Ama ameaçada de despejo pelo GDF

Gilberto Ferreira Pereira, presidente da Associação Amigos dos Autistas (Ama) e pai de uma moça autista, está na luta pela manutenção do espaço. O Governo do Distrito Federal pediu o despejo da instituição do imóvel que ocupa. Porém, uma liminar da Justiça mantém a Ama no local. “A Ama existe há 20 anos e é a única associação que atende autistas adultos e severos. Prestamos atendimento funcional, as pessoas são cuidadas com as suas habilidades. Ensinamos como ir no banheiro ou trocar de roupa. Pedimos diálogo com o governo do Distrito Federal”.

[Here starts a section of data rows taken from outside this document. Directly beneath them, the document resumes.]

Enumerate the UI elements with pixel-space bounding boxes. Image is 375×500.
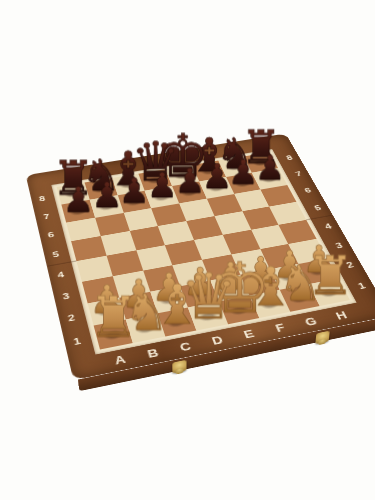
brass-latch-right [315,331,329,345]
folding-chess-board: ♜♞♝♛♚♝♞♜♟♟♟♟♟♟♟♟♟♟♟♟♟♟♟♟♜♞♝♛♚♝♞♜ ABCDEFG… [26,133,375,380]
chess-set-scene: ♜♞♝♛♚♝♞♜♟♟♟♟♟♟♟♟♟♟♟♟♟♟♟♟♜♞♝♛♚♝♞♜ ABCDEFG… [0,0,375,500]
product-photo: ♜♞♝♛♚♝♞♜♟♟♟♟♟♟♟♟♟♟♟♟♟♟♟♟♜♞♝♛♚♝♞♜ ABCDEFG… [0,0,375,500]
piece-white-rook-a1[interactable]: ♜ [76,289,151,344]
brass-latch-left [172,360,186,374]
piece-black-pawn-a7[interactable]: ♟ [45,183,111,218]
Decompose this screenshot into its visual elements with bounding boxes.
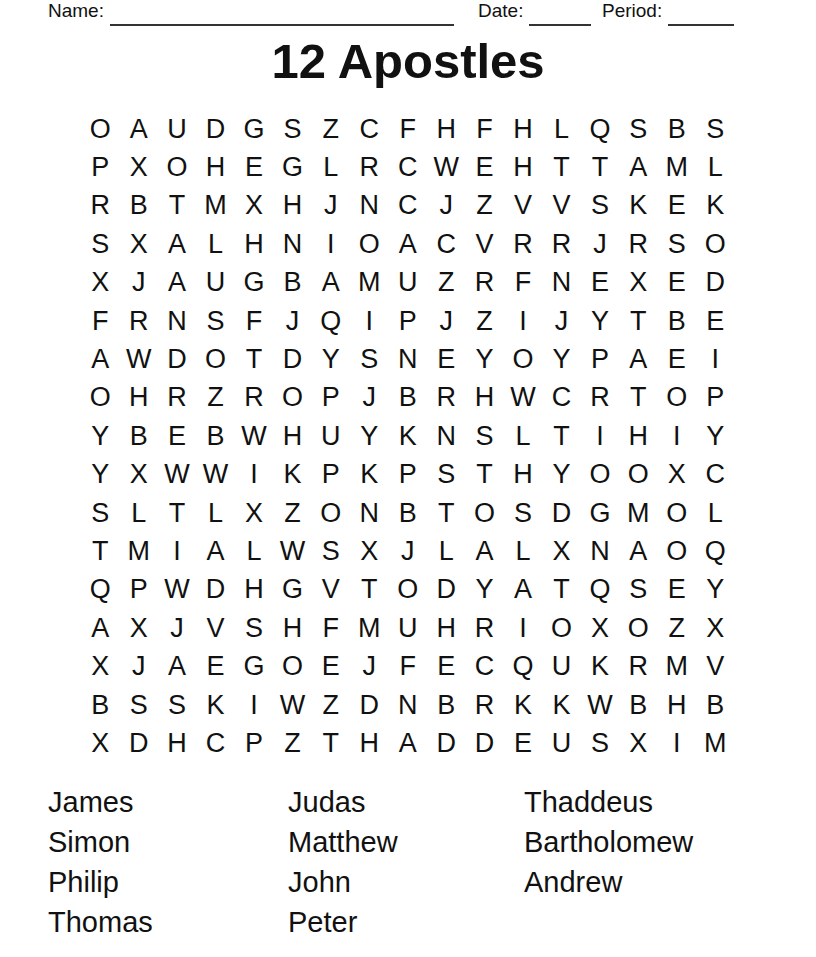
- grid-cell: S: [81, 225, 119, 263]
- grid-cell: J: [119, 264, 157, 302]
- grid-cell: J: [581, 225, 619, 263]
- grid-cell: O: [350, 225, 388, 263]
- word-item: Philip: [48, 862, 153, 902]
- grid-cell: Z: [196, 379, 234, 417]
- grid-cell: V: [465, 225, 503, 263]
- grid-cell: V: [504, 187, 542, 225]
- date-label: Date:: [478, 0, 523, 26]
- grid-cell: H: [504, 456, 542, 494]
- grid-cell: D: [427, 724, 465, 762]
- grid-cell: U: [389, 264, 427, 302]
- grid-cell: A: [389, 225, 427, 263]
- grid-cell: W: [158, 571, 196, 609]
- grid-cell: K: [350, 456, 388, 494]
- grid-cell: B: [427, 686, 465, 724]
- grid-cell: Q: [581, 571, 619, 609]
- grid-cell: M: [696, 724, 734, 762]
- grid-cell: J: [389, 532, 427, 570]
- grid-cell: D: [196, 110, 234, 148]
- grid-cell: M: [119, 532, 157, 570]
- grid-cell: S: [619, 110, 657, 148]
- grid-cell: O: [658, 379, 696, 417]
- grid-cell: R: [119, 302, 157, 340]
- grid-cell: Q: [312, 302, 350, 340]
- grid-cell: E: [658, 264, 696, 302]
- grid-cell: N: [427, 417, 465, 455]
- grid-cell: O: [81, 379, 119, 417]
- grid-cell: X: [350, 532, 388, 570]
- grid-cell: G: [273, 571, 311, 609]
- grid-cell: A: [504, 571, 542, 609]
- grid-cell: V: [696, 647, 734, 685]
- grid-cell: R: [350, 148, 388, 186]
- grid-cell: X: [542, 532, 580, 570]
- grid-cell: E: [196, 647, 234, 685]
- grid-cell: J: [158, 609, 196, 647]
- grid-cell: I: [504, 302, 542, 340]
- letter-grid: OAUDGSZCFHFHLQSBSPXOHEGLRCWEHTTAMLRBTMXH…: [81, 110, 734, 763]
- grid-cell: I: [658, 417, 696, 455]
- grid-cell: N: [350, 494, 388, 532]
- header: Name: Date: Period:: [0, 0, 816, 30]
- grid-cell: W: [581, 686, 619, 724]
- grid-cell: S: [81, 494, 119, 532]
- grid-cell: W: [273, 686, 311, 724]
- grid-cell: O: [158, 148, 196, 186]
- grid-cell: S: [235, 609, 273, 647]
- grid-cell: Z: [465, 187, 503, 225]
- grid-cell: R: [465, 686, 503, 724]
- grid-cell: P: [312, 456, 350, 494]
- grid-cell: W: [158, 456, 196, 494]
- grid-cell: G: [235, 647, 273, 685]
- grid-cell: H: [273, 609, 311, 647]
- word-item: Bartholomew: [524, 822, 693, 862]
- word-item: John: [288, 862, 398, 902]
- grid-cell: L: [196, 225, 234, 263]
- grid-cell: X: [658, 456, 696, 494]
- grid-cell: O: [312, 494, 350, 532]
- grid-cell: Y: [581, 302, 619, 340]
- grid-cell: T: [619, 379, 657, 417]
- grid-cell: Y: [696, 571, 734, 609]
- grid-cell: M: [196, 187, 234, 225]
- grid-cell: J: [542, 302, 580, 340]
- word-item: James: [48, 782, 153, 822]
- grid-cell: O: [581, 456, 619, 494]
- grid-cell: E: [658, 340, 696, 378]
- grid-cell: A: [619, 532, 657, 570]
- worksheet-page: Name: Date: Period: 12 Apostles OAUDGSZC…: [0, 0, 816, 957]
- word-list-column-3: ThaddeusBartholomewAndrew: [524, 782, 693, 902]
- grid-cell: O: [273, 379, 311, 417]
- grid-cell: M: [658, 148, 696, 186]
- grid-cell: D: [465, 724, 503, 762]
- grid-cell: B: [196, 417, 234, 455]
- word-list: JamesSimonPhilipThomas JudasMatthewJohnP…: [0, 782, 816, 952]
- grid-cell: D: [696, 264, 734, 302]
- grid-cell: I: [235, 686, 273, 724]
- word-item: Thaddeus: [524, 782, 693, 822]
- grid-cell: T: [619, 302, 657, 340]
- grid-cell: Z: [658, 609, 696, 647]
- grid-cell: J: [273, 302, 311, 340]
- grid-cell: A: [389, 724, 427, 762]
- grid-cell: Y: [350, 417, 388, 455]
- grid-cell: E: [235, 148, 273, 186]
- grid-cell: C: [427, 225, 465, 263]
- grid-cell: O: [504, 340, 542, 378]
- grid-cell: T: [350, 571, 388, 609]
- grid-cell: Q: [581, 110, 619, 148]
- grid-cell: H: [235, 571, 273, 609]
- grid-cell: H: [119, 379, 157, 417]
- grid-cell: K: [619, 187, 657, 225]
- grid-cell: H: [427, 609, 465, 647]
- grid-cell: E: [427, 340, 465, 378]
- word-item: Thomas: [48, 902, 153, 942]
- name-blank-line: [110, 2, 454, 26]
- grid-cell: R: [81, 187, 119, 225]
- grid-cell: W: [235, 417, 273, 455]
- grid-cell: O: [619, 609, 657, 647]
- grid-cell: T: [158, 494, 196, 532]
- grid-cell: T: [427, 494, 465, 532]
- grid-cell: D: [158, 340, 196, 378]
- grid-cell: I: [158, 532, 196, 570]
- grid-cell: H: [273, 187, 311, 225]
- grid-cell: S: [158, 686, 196, 724]
- grid-cell: O: [658, 532, 696, 570]
- grid-cell: Z: [312, 686, 350, 724]
- grid-cell: A: [619, 340, 657, 378]
- grid-cell: H: [619, 417, 657, 455]
- grid-cell: P: [389, 302, 427, 340]
- grid-cell: Y: [542, 340, 580, 378]
- word-list-column-1: JamesSimonPhilipThomas: [48, 782, 153, 942]
- date-blank-line: [529, 2, 591, 26]
- grid-cell: F: [389, 647, 427, 685]
- grid-cell: C: [696, 456, 734, 494]
- grid-cell: A: [81, 609, 119, 647]
- grid-cell: S: [312, 532, 350, 570]
- grid-cell: C: [389, 148, 427, 186]
- word-list-column-2: JudasMatthewJohnPeter: [288, 782, 398, 942]
- grid-cell: O: [196, 340, 234, 378]
- grid-cell: H: [427, 110, 465, 148]
- grid-cell: K: [581, 647, 619, 685]
- grid-cell: N: [542, 264, 580, 302]
- grid-cell: K: [273, 456, 311, 494]
- grid-cell: E: [504, 724, 542, 762]
- grid-cell: S: [581, 187, 619, 225]
- grid-cell: R: [619, 225, 657, 263]
- word-item: Matthew: [288, 822, 398, 862]
- grid-cell: Z: [465, 302, 503, 340]
- grid-cell: B: [619, 686, 657, 724]
- grid-cell: Z: [273, 494, 311, 532]
- grid-cell: L: [312, 148, 350, 186]
- grid-cell: F: [504, 264, 542, 302]
- grid-cell: S: [465, 417, 503, 455]
- grid-cell: D: [119, 724, 157, 762]
- grid-cell: S: [196, 302, 234, 340]
- grid-cell: Y: [465, 571, 503, 609]
- grid-cell: O: [658, 494, 696, 532]
- grid-cell: X: [619, 264, 657, 302]
- grid-cell: C: [465, 647, 503, 685]
- grid-cell: P: [389, 456, 427, 494]
- grid-cell: M: [350, 264, 388, 302]
- grid-cell: X: [81, 264, 119, 302]
- grid-cell: B: [389, 494, 427, 532]
- grid-cell: E: [427, 647, 465, 685]
- grid-cell: L: [696, 148, 734, 186]
- grid-cell: T: [158, 187, 196, 225]
- grid-cell: H: [504, 110, 542, 148]
- grid-cell: R: [427, 379, 465, 417]
- grid-cell: X: [119, 225, 157, 263]
- grid-cell: Y: [312, 340, 350, 378]
- grid-cell: A: [465, 532, 503, 570]
- grid-cell: R: [542, 225, 580, 263]
- grid-cell: T: [465, 456, 503, 494]
- grid-cell: R: [465, 609, 503, 647]
- grid-cell: P: [312, 379, 350, 417]
- grid-cell: P: [581, 340, 619, 378]
- grid-cell: I: [312, 225, 350, 263]
- grid-cell: X: [581, 609, 619, 647]
- grid-cell: G: [235, 264, 273, 302]
- grid-cell: B: [273, 264, 311, 302]
- grid-cell: W: [427, 148, 465, 186]
- grid-cell: C: [389, 187, 427, 225]
- grid-cell: R: [619, 647, 657, 685]
- grid-cell: H: [350, 724, 388, 762]
- grid-cell: X: [81, 647, 119, 685]
- grid-cell: E: [658, 187, 696, 225]
- grid-cell: E: [312, 647, 350, 685]
- grid-cell: T: [235, 340, 273, 378]
- grid-cell: O: [619, 456, 657, 494]
- grid-cell: J: [119, 647, 157, 685]
- grid-cell: B: [658, 302, 696, 340]
- grid-cell: M: [350, 609, 388, 647]
- grid-cell: O: [542, 609, 580, 647]
- grid-cell: L: [504, 417, 542, 455]
- grid-cell: R: [158, 379, 196, 417]
- grid-cell: O: [465, 494, 503, 532]
- grid-cell: U: [158, 110, 196, 148]
- grid-cell: Y: [465, 340, 503, 378]
- grid-cell: K: [196, 686, 234, 724]
- grid-cell: X: [81, 724, 119, 762]
- grid-cell: O: [696, 225, 734, 263]
- grid-cell: P: [119, 571, 157, 609]
- grid-cell: C: [542, 379, 580, 417]
- grid-cell: W: [196, 456, 234, 494]
- grid-cell: Y: [81, 417, 119, 455]
- grid-cell: A: [196, 532, 234, 570]
- grid-cell: U: [542, 724, 580, 762]
- grid-cell: N: [350, 187, 388, 225]
- grid-cell: I: [696, 340, 734, 378]
- grid-cell: L: [119, 494, 157, 532]
- grid-cell: A: [158, 647, 196, 685]
- grid-cell: T: [542, 571, 580, 609]
- grid-cell: F: [312, 609, 350, 647]
- grid-cell: A: [619, 148, 657, 186]
- grid-cell: R: [504, 225, 542, 263]
- grid-cell: X: [119, 609, 157, 647]
- grid-cell: B: [81, 686, 119, 724]
- grid-cell: T: [542, 148, 580, 186]
- grid-cell: X: [119, 456, 157, 494]
- grid-cell: B: [119, 417, 157, 455]
- grid-cell: K: [389, 417, 427, 455]
- grid-cell: V: [196, 609, 234, 647]
- period-field: Period:: [602, 0, 734, 26]
- word-item: Judas: [288, 782, 398, 822]
- grid-cell: L: [427, 532, 465, 570]
- grid-cell: E: [581, 264, 619, 302]
- grid-cell: J: [312, 187, 350, 225]
- grid-cell: Q: [696, 532, 734, 570]
- grid-cell: A: [119, 110, 157, 148]
- grid-cell: M: [619, 494, 657, 532]
- grid-cell: T: [581, 148, 619, 186]
- grid-cell: J: [427, 187, 465, 225]
- grid-cell: B: [119, 187, 157, 225]
- grid-cell: H: [273, 417, 311, 455]
- grid-cell: P: [235, 724, 273, 762]
- grid-cell: S: [119, 686, 157, 724]
- grid-cell: X: [119, 148, 157, 186]
- grid-cell: S: [619, 571, 657, 609]
- grid-cell: L: [196, 494, 234, 532]
- grid-cell: T: [542, 417, 580, 455]
- grid-cell: K: [542, 686, 580, 724]
- word-item: Simon: [48, 822, 153, 862]
- grid-cell: D: [542, 494, 580, 532]
- grid-cell: V: [542, 187, 580, 225]
- grid-cell: H: [465, 379, 503, 417]
- grid-cell: F: [81, 302, 119, 340]
- grid-cell: O: [389, 571, 427, 609]
- grid-cell: O: [273, 647, 311, 685]
- grid-cell: H: [158, 724, 196, 762]
- grid-cell: F: [389, 110, 427, 148]
- grid-cell: G: [235, 110, 273, 148]
- grid-cell: I: [504, 609, 542, 647]
- grid-cell: X: [696, 609, 734, 647]
- grid-cell: Y: [696, 417, 734, 455]
- grid-cell: L: [235, 532, 273, 570]
- grid-cell: S: [581, 724, 619, 762]
- grid-cell: U: [312, 417, 350, 455]
- grid-cell: P: [696, 379, 734, 417]
- grid-cell: D: [350, 686, 388, 724]
- grid-cell: L: [696, 494, 734, 532]
- grid-cell: S: [504, 494, 542, 532]
- grid-cell: F: [235, 302, 273, 340]
- grid-cell: R: [465, 264, 503, 302]
- grid-cell: E: [658, 571, 696, 609]
- grid-cell: E: [158, 417, 196, 455]
- grid-cell: N: [158, 302, 196, 340]
- grid-cell: Y: [81, 456, 119, 494]
- grid-cell: W: [119, 340, 157, 378]
- grid-cell: A: [312, 264, 350, 302]
- grid-cell: B: [389, 379, 427, 417]
- grid-cell: T: [312, 724, 350, 762]
- period-blank-line: [668, 2, 734, 26]
- grid-cell: K: [504, 686, 542, 724]
- grid-cell: I: [581, 417, 619, 455]
- grid-cell: X: [235, 187, 273, 225]
- grid-cell: S: [273, 110, 311, 148]
- grid-cell: U: [389, 609, 427, 647]
- grid-cell: S: [658, 225, 696, 263]
- grid-cell: N: [389, 340, 427, 378]
- name-field: Name:: [48, 0, 454, 26]
- grid-cell: A: [158, 225, 196, 263]
- grid-cell: V: [312, 571, 350, 609]
- grid-cell: B: [696, 686, 734, 724]
- grid-cell: N: [273, 225, 311, 263]
- grid-cell: G: [581, 494, 619, 532]
- grid-cell: E: [465, 148, 503, 186]
- word-item: Andrew: [524, 862, 693, 902]
- grid-cell: P: [81, 148, 119, 186]
- period-label: Period:: [602, 0, 662, 26]
- grid-cell: T: [81, 532, 119, 570]
- grid-cell: M: [658, 647, 696, 685]
- grid-cell: W: [273, 532, 311, 570]
- grid-cell: R: [235, 379, 273, 417]
- grid-cell: H: [235, 225, 273, 263]
- grid-cell: H: [504, 148, 542, 186]
- grid-cell: H: [196, 148, 234, 186]
- word-item: Peter: [288, 902, 398, 942]
- grid-cell: S: [696, 110, 734, 148]
- grid-cell: Q: [504, 647, 542, 685]
- grid-cell: A: [81, 340, 119, 378]
- grid-cell: J: [427, 302, 465, 340]
- grid-cell: Z: [427, 264, 465, 302]
- grid-cell: Y: [542, 456, 580, 494]
- grid-cell: A: [158, 264, 196, 302]
- grid-cell: E: [696, 302, 734, 340]
- grid-cell: I: [350, 302, 388, 340]
- grid-cell: G: [273, 148, 311, 186]
- grid-cell: Q: [81, 571, 119, 609]
- grid-cell: X: [619, 724, 657, 762]
- grid-cell: U: [542, 647, 580, 685]
- grid-cell: X: [235, 494, 273, 532]
- grid-cell: I: [658, 724, 696, 762]
- date-field: Date:: [478, 0, 591, 26]
- grid-cell: J: [350, 379, 388, 417]
- grid-cell: I: [235, 456, 273, 494]
- grid-cell: R: [581, 379, 619, 417]
- grid-cell: D: [196, 571, 234, 609]
- grid-cell: B: [658, 110, 696, 148]
- grid-cell: U: [196, 264, 234, 302]
- grid-cell: N: [389, 686, 427, 724]
- page-title: 12 Apostles: [0, 33, 816, 89]
- grid-cell: D: [427, 571, 465, 609]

Para a deputada Erika Kokay, há uma distância entre o que está previsto na Lei e o que acontece na prática. “As leis são marcos importantes e adaptações são necessárias. Como encaminhamento dessa audiência sugiro incluir no sistema de cotas o Transtorno de Espectro Autista. Também a inclusão de políticas públicas para autistas severos. A questão da Ama é cruel e vamos marcar em caráter de urgência uma reunião com o governador do Distrito Federal para impedir o despejo, através da Comissão de Direitos Humanos e Minorias”, afirma a deputada. 

“O importante não são as conquistas, mas lutar sempre. Queremos que, além de todas essas políticas públicas, haja mais respeito com os autistas. Temos que entrar no coração e nas mentes das pessoas. Vamos cobrar do executivo, do judiciário, do Ministério Público a garantia e o cumprimento das leis e das conquistas”, encerra o deputado Luiz Couto (PT/PB), presidente da CDHM.

Também participaram do encontro os deputados Carmen Zanotto (PPS/SC) e Adelmo Carneiro Leão (PT/MG), Adriana Zink, coordenadora estadual em São Paulo do Movimento Orgulho Autista Brasil e Viníciu Mariano, pai de autista e delegado representante do Autismo na Conferência Nacional das Pessoas com Deficiência.